Order searches early so your solicitor has time to address findings before exchange becomes urgent. Delays caused by adverse results late in a chain are much harder to absorb when other buyers and sellers are working to a fixed date.
Frequently Asked Questions
What does a local authority search reveal during conveyancing?
A local authority search checks council records for planning permissions, enforcement notices, road schemes, and listed building restrictions that affect the property. It covers both the official register and extra enquiries about nearby proposals. The results help buyers understand any legal duties or development constraints tied to the land.
What information is included in a water and drainage search?
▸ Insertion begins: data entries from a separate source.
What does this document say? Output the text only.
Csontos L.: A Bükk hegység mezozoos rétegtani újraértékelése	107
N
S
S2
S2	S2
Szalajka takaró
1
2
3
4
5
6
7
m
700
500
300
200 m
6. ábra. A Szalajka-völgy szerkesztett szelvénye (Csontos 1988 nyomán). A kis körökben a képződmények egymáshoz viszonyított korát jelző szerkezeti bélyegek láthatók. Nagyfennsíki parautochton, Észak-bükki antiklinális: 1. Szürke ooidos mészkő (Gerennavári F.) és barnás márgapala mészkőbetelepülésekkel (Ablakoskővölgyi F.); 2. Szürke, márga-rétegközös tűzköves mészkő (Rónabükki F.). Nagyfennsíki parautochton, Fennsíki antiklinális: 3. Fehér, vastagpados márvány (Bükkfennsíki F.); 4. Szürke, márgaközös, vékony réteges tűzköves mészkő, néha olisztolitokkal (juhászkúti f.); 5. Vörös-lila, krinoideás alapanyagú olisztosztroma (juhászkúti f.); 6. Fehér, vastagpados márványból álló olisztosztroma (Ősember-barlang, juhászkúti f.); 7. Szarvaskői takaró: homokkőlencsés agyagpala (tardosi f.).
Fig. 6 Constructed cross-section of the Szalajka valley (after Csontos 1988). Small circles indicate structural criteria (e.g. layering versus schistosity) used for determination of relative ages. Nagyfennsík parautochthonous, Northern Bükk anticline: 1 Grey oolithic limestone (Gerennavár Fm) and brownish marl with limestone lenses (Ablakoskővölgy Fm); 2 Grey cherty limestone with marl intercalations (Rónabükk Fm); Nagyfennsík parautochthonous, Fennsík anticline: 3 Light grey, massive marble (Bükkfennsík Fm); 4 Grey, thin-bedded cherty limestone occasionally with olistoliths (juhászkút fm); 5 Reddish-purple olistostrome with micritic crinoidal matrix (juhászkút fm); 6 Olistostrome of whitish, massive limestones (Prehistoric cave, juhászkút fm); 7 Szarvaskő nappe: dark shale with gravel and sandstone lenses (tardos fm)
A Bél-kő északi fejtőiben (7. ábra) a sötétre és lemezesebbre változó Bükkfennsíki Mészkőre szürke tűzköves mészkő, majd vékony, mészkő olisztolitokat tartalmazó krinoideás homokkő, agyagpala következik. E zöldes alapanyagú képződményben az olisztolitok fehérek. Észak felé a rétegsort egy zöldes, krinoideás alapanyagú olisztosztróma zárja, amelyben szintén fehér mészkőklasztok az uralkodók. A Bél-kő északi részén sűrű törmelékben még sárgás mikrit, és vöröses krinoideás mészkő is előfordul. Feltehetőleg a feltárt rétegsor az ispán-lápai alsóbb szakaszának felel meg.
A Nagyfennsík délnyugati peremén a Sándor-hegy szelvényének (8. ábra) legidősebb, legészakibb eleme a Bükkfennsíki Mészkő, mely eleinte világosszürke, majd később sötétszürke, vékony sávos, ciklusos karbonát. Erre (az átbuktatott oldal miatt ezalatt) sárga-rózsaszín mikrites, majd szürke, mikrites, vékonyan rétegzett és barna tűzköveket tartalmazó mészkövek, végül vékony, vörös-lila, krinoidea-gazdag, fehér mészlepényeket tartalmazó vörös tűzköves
A water and drainage search confirms whether a property is connected to the public water supply and public sewer. It also shows whether any public sewers run across the plot, which can restrict building work. Thames Water and other regional providers supply this data directly to conveyancers.
What can an environmental search show about a property?
Review the environmental search report before exchanging contracts. It highlights contaminated land, historic industrial use, nearby landfill sites, flood risk from rivers or surface water, and ground stability issues such as subsidence or sinkholes. Any of these can affect insurability, mortgage lending, and long-term property value.
Are local, water and environmental searches mandatory when buying a property?
Cash buyers have no legal duty to commission conveyancing searches. Mortgage lenders, however, require local, water, and environmental searches before they release funds, which makes these searches effectively mandatory for most purchases. Solicitors also strongly advise them for cash transactions because they can reveal undisclosed liabilities that could affect the property’s value or use.
How long do conveyancing searches usually take to come back?
Local authority searches typically take 2–6 weeks. Some councils return results in under 5 days, while others exceed 10 weeks during busy periods. Water and drainage searches usually complete within 5–10 working days. Environmental searches are often faster and return results digitally within 24–48 hours.